« Jeune garçon, grand, aux yeux bleus terribles, aux cheveux bruns tirant sur le roux, au sourire éblouissant comme la foudre. Les femmes l’adoraient. Bien avant ce qui était autorisé, elles voulaient ses baisers, ses mains, lui ouvrir leur lit quand leur mari était en ville. Et les petites filles étaient si distraites à force de le dévisager à l’église que le pasteur devait demander à Benjamin de s’asseoir au dernier rang. »
Un gourou charismatique crée une communauté religieuse sur les bords du lac Michigan, La Maison de David. Nous sommes au début du XXe siècle et Benjamin Purnell, un homme que l’on dit d’une beauté envoutante règne sur une colonie de jeunes filles et de jeunes hommes robustes vigoureux et travailleurs.
Dans ce lieu paradisiaque, on ne se coupe pas les cheveux, on ne mange pas de viande et l’on ne doit pas avoir de rapports sexuels. Le jardin d’Eden sur terre en attendant l’Appel, car les fidèles en sont certains, la fin du monde est proche, Ben a reçu un message de Dieu lui-même.
Le créateur accordera la vie éternelle du corps à tous les membres de la secte. Alors on cultive la terre, on construit même le premier parc de loisir pour les habitants des villes voisines. Les équipes de Base-ball et de basquet ball de la maison de David deviennent célèbres dans le monde entier.
Tout le monde rend grâce à Benjamin Purnell, surtout les jeunes filles de la communauté, car si la sexualité entre adepte est condamnée, les femmes sont très vivement incitées à partager la couche du roi Ben. Purification et promesse de vie éternelle contre un gros câlin, il n’y a pas à hésiter.
Hé oui tout cela a existé, chaque chapitre du formidable roman de la non moins formidable romancière Laura Kasischke débute par un l’extrait d’ article de journal d’époque, par le témoignage d’un fidèle ou d’un voisin de la communauté, ou par un compte-rendu de jugement car heureusement, l’aventure se terminera au triunal pour le prédicateur manipulateur (pléonasme?) .

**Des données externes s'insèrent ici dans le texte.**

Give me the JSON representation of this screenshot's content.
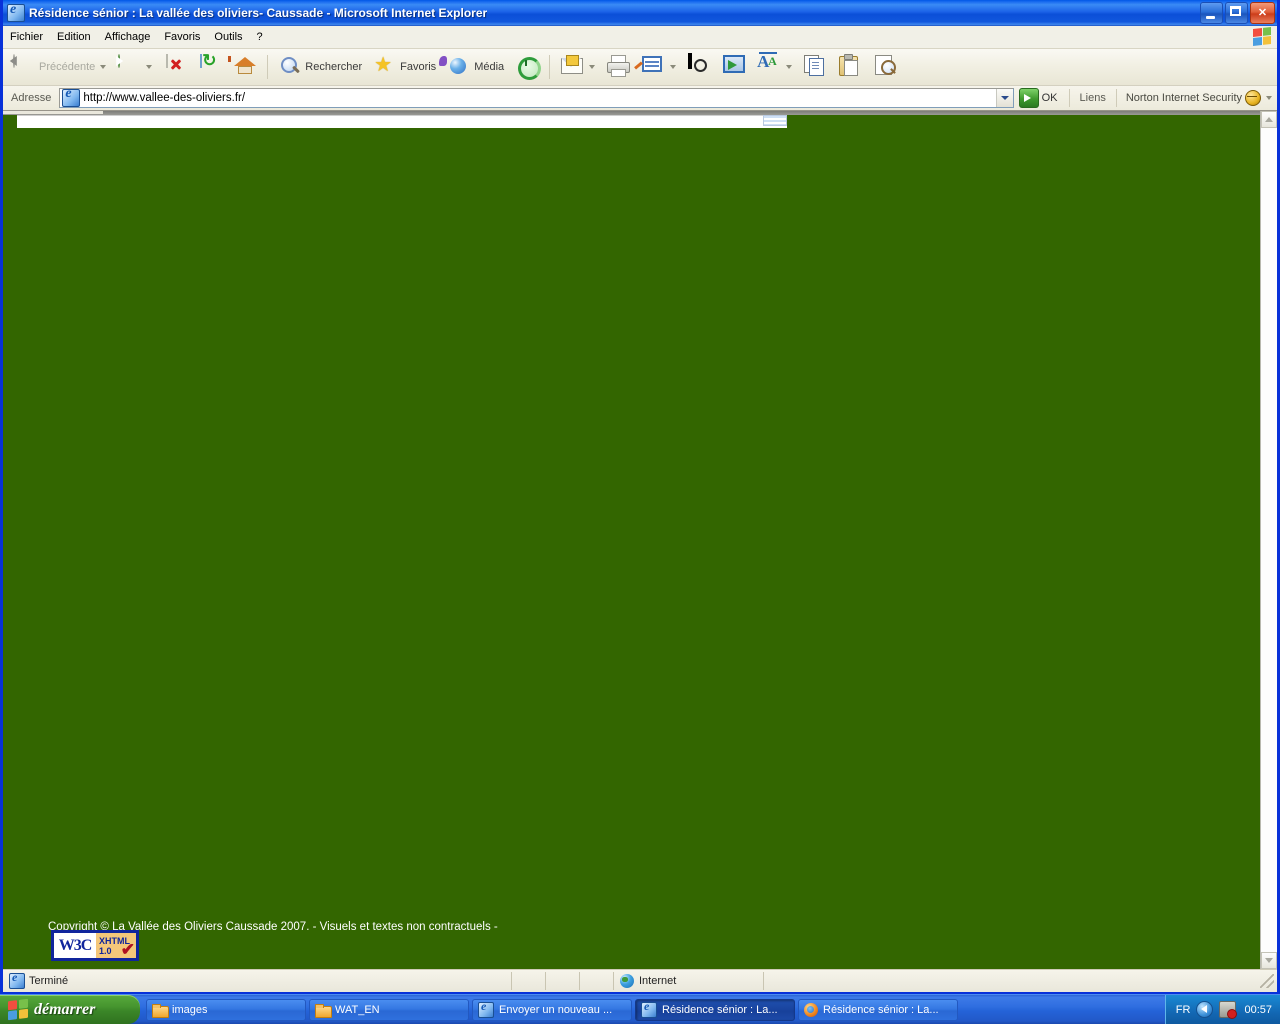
{
  "window": {
    "title": "Résidence sénior : La vallée des oliviers- Caussade - Microsoft Internet Explorer",
    "title_icon": "ie-document-icon",
    "minimize_label": "Réduire",
    "maximize_label": "Agrandir",
    "close_label": "Fermer"
  },
  "menu": {
    "items": [
      {
        "label": "Fichier"
      },
      {
        "label": "Edition"
      },
      {
        "label": "Affichage"
      },
      {
        "label": "Favoris"
      },
      {
        "label": "Outils"
      },
      {
        "label": "?"
      }
    ],
    "logo": "windows-flag-icon"
  },
  "toolbar": {
    "back_label": "Précédente",
    "forward_label": "",
    "search_label": "Rechercher",
    "favorites_label": "Favoris",
    "media_label": "Média",
    "icons": {
      "back": "back-arrow-icon",
      "forward": "forward-arrow-icon",
      "stop": "stop-icon",
      "refresh": "refresh-icon",
      "home": "home-icon",
      "search": "magnifier-icon",
      "favorites": "star-icon",
      "media": "media-ball-icon",
      "history": "history-swirl-icon",
      "mail": "mail-icon",
      "print": "printer-icon",
      "edit": "edit-document-icon",
      "discuss": "discuss-icon",
      "messenger": "messenger-icon",
      "fontsize": "font-size-icon",
      "copy": "copy-icon",
      "paste": "paste-icon",
      "find": "find-icon"
    }
  },
  "address": {
    "label": "Adresse",
    "url": "http://www.vallee-des-oliviers.fr/",
    "placeholder": "http://",
    "favicon": "ie-page-icon",
    "dropdown_icon": "chevron-down-icon",
    "go_label": "OK",
    "go_icon": "go-arrow-icon",
    "links_label": "Liens",
    "norton_label": "Norton Internet Security",
    "norton_icon": "norton-globe-icon"
  },
  "page": {
    "background_color": "#336600",
    "copyright": "Copyright © La Vallée des Oliviers Caussade 2007. - Visuels et textes non contractuels -",
    "w3c_badge": {
      "left_text": "W3C",
      "line1": "XHTML",
      "line2": "1.0",
      "check_icon": "red-check-icon",
      "border_color": "#10259c",
      "right_bg_color": "#f5c77a"
    }
  },
  "scrollbar": {
    "up_icon": "scroll-up-icon",
    "down_icon": "scroll-down-icon"
  },
  "statusbar": {
    "status_text": "Terminé",
    "status_icon": "ie-page-icon",
    "zone_text": "Internet",
    "zone_icon": "internet-globe-icon",
    "resize_grip": "resize-grip-icon"
  },
  "taskbar": {
    "start_label": "démarrer",
    "start_icon": "windows-flag-icon",
    "tasks": [
      {
        "label": "images",
        "icon": "folder-icon",
        "active": false
      },
      {
        "label": "WAT_EN",
        "icon": "folder-icon",
        "active": false
      },
      {
        "label": "Envoyer un nouveau ...",
        "icon": "ie-page-icon",
        "active": false
      },
      {
        "label": "Résidence sénior : La...",
        "icon": "ie-page-icon",
        "active": true
      },
      {
        "label": "Résidence sénior : La...",
        "icon": "firefox-icon",
        "active": false
      }
    ],
    "tray": {
      "language": "FR",
      "icons": [
        "shield-icon",
        "network-error-icon"
      ],
      "clock": "00:57"
    }
  }
}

Petit roman sec qui déconstruit un monde communautaire renfermé et pourtant extrêmement rentable.
Une société hypocrite et calculatrice à la joie forcée, comme un parc d’attraction rutilant dont on cacherait les poubelles pourrissantes. Court récit féministe pour résister à la domination masculine, court récit politique qui met en garde contre toutes les dictatures.